OCR Pipeline Structure
An OCR pipeline using ONNX Runtime on iOS generally follows these steps:
- Text region detection on the full image (Detection)
- Character recognition for each detected region (Recognition)
- Reading order estimation and text assembly
Detection runs once on the entire image. Recognition, however, runs once per detected region. When the number of regions is large, recognition dominates the total processing time.
The Problem with Sequential Processing
Running recognition in a simple for loop means processing time scales linearly with the number of regions.
for det in detections {
let rect = CGRect(x: max(0, det.box[0]), y: max(0, det.box[1]),
width: max(1, det.box[2] - det.box[0]),
height: max(1, det.box[3] - det.box[1]))
if let cropped = image.cropping(to: rect) {
_ = try recognizer.recognize(image: cropped)
}
}
For an image with 98 detected regions, at roughly 80ms per region, the total comes to about 8 seconds.
Parallelizing with withThrowingTaskGroup
Swift Concurrency’s withThrowingTaskGroup allows running recognition for each region concurrently.
let results = try await withThrowingTaskGroup(of: (Int, String).self) { group in
for i in 0..<detections.count {
let box = detections[i].box
let cropRect = CGRect(
x: max(0, box[0]),
y: max(0, box[1]),
width: max(1, box[2] - box[0]),
height: max(1, box[3] - box[1])
)
guard let cropped = image.cropping(to: cropRect) else { continue }
group.addTask {
let text = try recognizer.recognize(image: cropped)
return (i, text)
}
}
var texts: [(Int, String)] = []
for try await result in group {
texts.append(result)
}
return texts
}
for (i, text) in results {
recognized[i].text = text
}
Each task returns its result with the original index, so ordering is preserved regardless of completion order.
Benchmark Results
The following measurements compare sequential and parallel recognition on the iOS Simulator.
Classical Text (Genji Monogatari, 6642x4990px, 21 regions)
Source: University of Tokyo Digital Archive — Genji Monogatari
| Method | Time |
|---|---|
| Sequential | 4.55s |
| Parallel | 3.24s |
| Speedup | 1.4x |
Modern Printed Text (NDL Digital Collection, 6890x4706px, 98 regions)

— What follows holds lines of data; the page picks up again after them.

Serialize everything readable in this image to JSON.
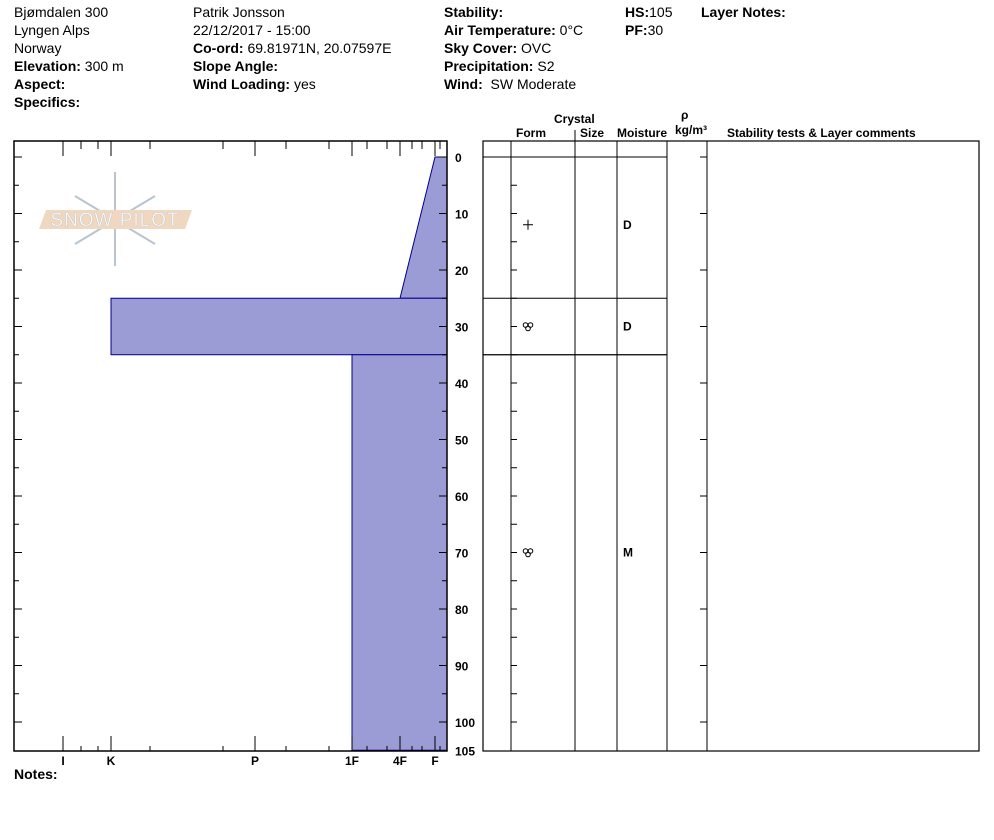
{
  "header": {
    "site": "Bjømdalen 300",
    "range": "Lyngen Alps",
    "country": "Norway",
    "elevation_label": "Elevation:",
    "elevation": "300 m",
    "aspect_label": "Aspect:",
    "aspect": "",
    "specifics_label": "Specifics:",
    "specifics": "",
    "observer": "Patrik Jonsson",
    "datetime": "22/12/2017 - 15:00",
    "coord_label": "Co-ord:",
    "coord": "69.81971N, 20.07597E",
    "slope_label": "Slope Angle:",
    "slope": "",
    "wind_loading_label": "Wind Loading:",
    "wind_loading": "yes",
    "stability_label": "Stability:",
    "stability": "",
    "air_temp_label": "Air Temperature:",
    "air_temp": "0°C",
    "sky_label": "Sky Cover:",
    "sky": "OVC",
    "precip_label": "Precipitation:",
    "precip": "S2",
    "wind_label": "Wind:",
    "wind": "SW Moderate",
    "hs_label": "HS:",
    "hs": "105",
    "pf_label": "PF:",
    "pf": "30",
    "layer_notes_label": "Layer Notes:"
  },
  "logo": {
    "text": "SNOW PILOT",
    "accent": "#f0d8c0",
    "flake": "#b8c4d0"
  },
  "notes_label": "Notes:",
  "table_headers": {
    "crystal": "Crystal",
    "form": "Form",
    "size": "Size",
    "moisture": "Moisture",
    "rho": "ρ",
    "density_unit": "kg/m³",
    "comments": "Stability tests & Layer comments"
  },
  "chart_data": {
    "type": "snow-profile",
    "depth_ticks": [
      0,
      10,
      20,
      30,
      40,
      50,
      60,
      70,
      80,
      90,
      100,
      105
    ],
    "depth_range": [
      0,
      105
    ],
    "hardness_labels": [
      "I",
      "K",
      "P",
      "1F",
      "4F",
      "F"
    ],
    "fill_color": "#9b9bd5",
    "stroke_color": "#00008b",
    "layers": [
      {
        "top": 0,
        "bottom": 25,
        "hardness_top": "F",
        "hardness_bottom": "4F",
        "form": "precipitation-particles",
        "moisture": "D"
      },
      {
        "top": 25,
        "bottom": 35,
        "hardness_top": "K",
        "hardness_bottom": "K",
        "form": "melt-forms",
        "moisture": "D"
      },
      {
        "top": 35,
        "bottom": 105,
        "hardness_top": "1F",
        "hardness_bottom": "1F",
        "form": "melt-forms",
        "moisture": "M"
      }
    ]
  }
}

Source: National Diet Library Digital Collections
| Method | Time |
|---|---|
| Sequential | 7.59s |
| Parallel | 1.13s |
| Speedup | 6.7x |
Why the Speedup Varies
The difference in speedup between 21 regions and 98 regions comes down to concurrency overhead.
Swift Concurrency’s Cooperative Thread Pool automatically limits the number of concurrent threads to the CPU core count. ONNX Runtime sessions use internal locking, so when multiple tasks attempt inference simultaneously, lock contention occurs.
With fewer regions (21), the overhead from lock contention is proportionally larger, limiting the speedup to 1.4x. With more regions (98), the pipeline can saturate the available cores effectively, yielding a 6.7x speedup.
Because withThrowingTaskGroup relies on the Swift runtime to manage concurrency, there is no risk of thread explosion.
Note
All measurements above were taken on the iOS Simulator. Performance on a physical device may differ.